INDIANA--It took Denise Dusza Weber a decade's worth of research, more than 100 first-person interviews and two sabbaticals from her previous job as a high school history teacher, to complete a massive 446-page chronicle of her childhood home, Vintondale.
And that only covers the years up to 1930 in the often "wild and wooly" past of the former coal mining town near the border of Cambria and Indiana counties.
Weber will share some of those tales today at 7 p.m. during a presentation titled "Delano's Doman: History of a Coal Town." Her presentation will take place at the Blue Spruce Park Lodge near Ernest.
Warren Delano was among the leading investors in Vintondale, when it and its coal mines were established in 1894.

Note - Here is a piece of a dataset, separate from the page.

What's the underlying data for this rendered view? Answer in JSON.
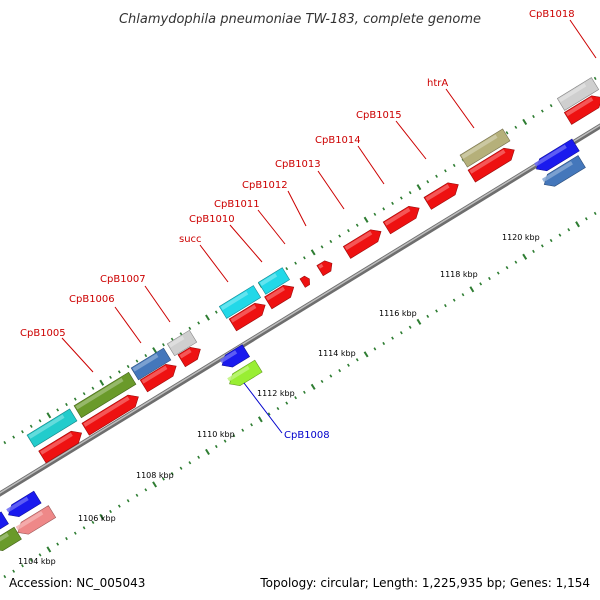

Although he was the maternal uncle of a future Democratic president, Franklin Delano Roosevelt, Warren Delano "was a staunch Republican and a strict company man," Weber noted.
Like FDR, Warren Delano, was a product of New York's affluent Hudson River Valley. According to Weber's research, which included a visit to archives at FDR's Hyde Park Homestead, the Delano family had made one fortune in railroads and coal before losing it in a worldwide financial panic in the 1840s.
"They went to China, got into the opium business and recouped their money," Weber said. When they returned to the states, the Delanos reinvested in the domestic trades they knew best--including coal mining in Indiana and Cambria counties.
In addition to Vintondale, which lies just across the border in Cambria County, Delano developed the smaller coal mining towns of Wehrum and Claghorn, in nearby southeastern Indiana County.
According to Weber, Vintondale is the one of the three communities that survived because the mining company sold many of the lots to private owners. In Wehrum, "The company owned all the lots," and the town promptly faded after the mine was shuttered.